The director of ‘Alone Among the Taliban,’ even after making this documentary, defended the Taliban’s involvement in drug trafficking and, citing the words of the Taliban themselves, said that because this group has no money, it is forced to cultivate drugs. Mullah Daoud Muzammil was also considered close to Mullah Akhtar Mohammad Mansour, the former Taliban leader, but a year after making this documentary, the US eliminated Mullah Akhtar Mohammad Mansour in a drone strike on his way back from Iran to Pakistan.
The Islamic Republic, which was an enemy of the Taliban before the US invasion of Afghanistan and in the early years after it, gradually, in line with its anti-American policy and portraying the Afghan government as incapable of maintaining stability in this country, turned to sheltering and equipping the Taliban. The connection of the Islamic Republic with Muzammil was also important because he was appointed to lead the Taliban’s Quetta Shura military commission in early 2017.
However, in October 2018, the US Treasury Department sanctioned a group of individuals involved in financing the Taliban and Iranian agents for such terrorism financing, with Mohammad Daoud Muzammil being one of them.

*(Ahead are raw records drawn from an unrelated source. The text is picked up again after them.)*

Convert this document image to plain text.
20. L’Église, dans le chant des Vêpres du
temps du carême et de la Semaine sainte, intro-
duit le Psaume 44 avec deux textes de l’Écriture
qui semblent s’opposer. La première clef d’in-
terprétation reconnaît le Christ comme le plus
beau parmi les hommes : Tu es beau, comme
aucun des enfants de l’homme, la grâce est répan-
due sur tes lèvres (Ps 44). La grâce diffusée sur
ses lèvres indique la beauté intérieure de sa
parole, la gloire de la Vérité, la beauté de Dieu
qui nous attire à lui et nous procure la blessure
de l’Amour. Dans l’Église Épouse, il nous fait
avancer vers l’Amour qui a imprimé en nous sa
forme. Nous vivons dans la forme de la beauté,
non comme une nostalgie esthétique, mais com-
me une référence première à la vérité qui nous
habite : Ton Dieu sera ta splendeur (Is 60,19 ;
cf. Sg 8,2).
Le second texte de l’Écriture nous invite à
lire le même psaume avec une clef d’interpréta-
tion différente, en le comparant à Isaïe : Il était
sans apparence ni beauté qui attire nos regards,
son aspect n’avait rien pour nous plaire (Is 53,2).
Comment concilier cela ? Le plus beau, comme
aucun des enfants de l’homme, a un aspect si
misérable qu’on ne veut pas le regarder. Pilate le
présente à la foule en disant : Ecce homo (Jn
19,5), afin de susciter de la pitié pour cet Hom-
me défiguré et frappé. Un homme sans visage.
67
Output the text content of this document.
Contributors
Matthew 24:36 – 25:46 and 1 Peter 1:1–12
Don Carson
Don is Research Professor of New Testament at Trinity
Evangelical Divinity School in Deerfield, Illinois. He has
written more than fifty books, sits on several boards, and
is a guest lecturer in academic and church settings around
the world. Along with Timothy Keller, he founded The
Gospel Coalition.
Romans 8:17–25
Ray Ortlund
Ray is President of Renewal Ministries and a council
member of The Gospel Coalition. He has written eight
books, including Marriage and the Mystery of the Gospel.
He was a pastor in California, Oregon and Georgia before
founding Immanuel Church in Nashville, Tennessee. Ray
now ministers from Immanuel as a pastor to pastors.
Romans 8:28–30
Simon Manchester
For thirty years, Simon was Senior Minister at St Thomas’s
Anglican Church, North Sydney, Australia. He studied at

This US action was very influential in internationally exposing his name as a liaison between the Taliban and the Islamic Republic, yet the Islamic Republic continues its close relations with Muzammil.
In addition to possible secret meetings and encounters, Majid Sadeghi Dolatabadi, the acting consul of the Islamic Republic in Jalalabad, Afghanistan, met with him last year when Muzammil was the governor of Nangarhar. In November this year, shortly after Muzammil’s appointment as the governor of Balkh, Hassan Mortazavi, the deputy ambassador of the Islamic Republic in Kabul, went to Mazar-i-Sharif, the center of Balkh province, and met with this Taliban commander. In this meeting, the Islamic Republic official stated that the Islamic Republic is ready for trade and economic relations with Balkh.
Iran’s Influence on the Taliban and Its Effects
Although the death of Mullah Daoud Muzammil, according to ISIS itself, was the work of this group, it has implications beyond the ISIS-Taliban conflict. The absence of an element like Muzammil within the Taliban not only changes the balance of power within the Taliban but also somewhat affects the influence of the Islamic Republic within this group. Moreover, this assassination acts as a wake-up call for the Islamic Republic to the fragility and difficulty of relying on semi-mafia groups, where the law is not the ruler but influential individuals determine the group’s law, and with the elimination of any of these individuals, the group’s path is subject to change.
However, it is far-fetched to think that Muzammil’s assassination will deter Tehran’s ideological government from its resolve to approach the Taliban. The Islamic Republic still verbally states that it does not recognize the current Kabul government, but by handing over the Afghan embassy in Tehran to the Taliban, it has embarked on a diplomatic gamble with this group and intends to start a new era in Tehran’s relations with the Taliban.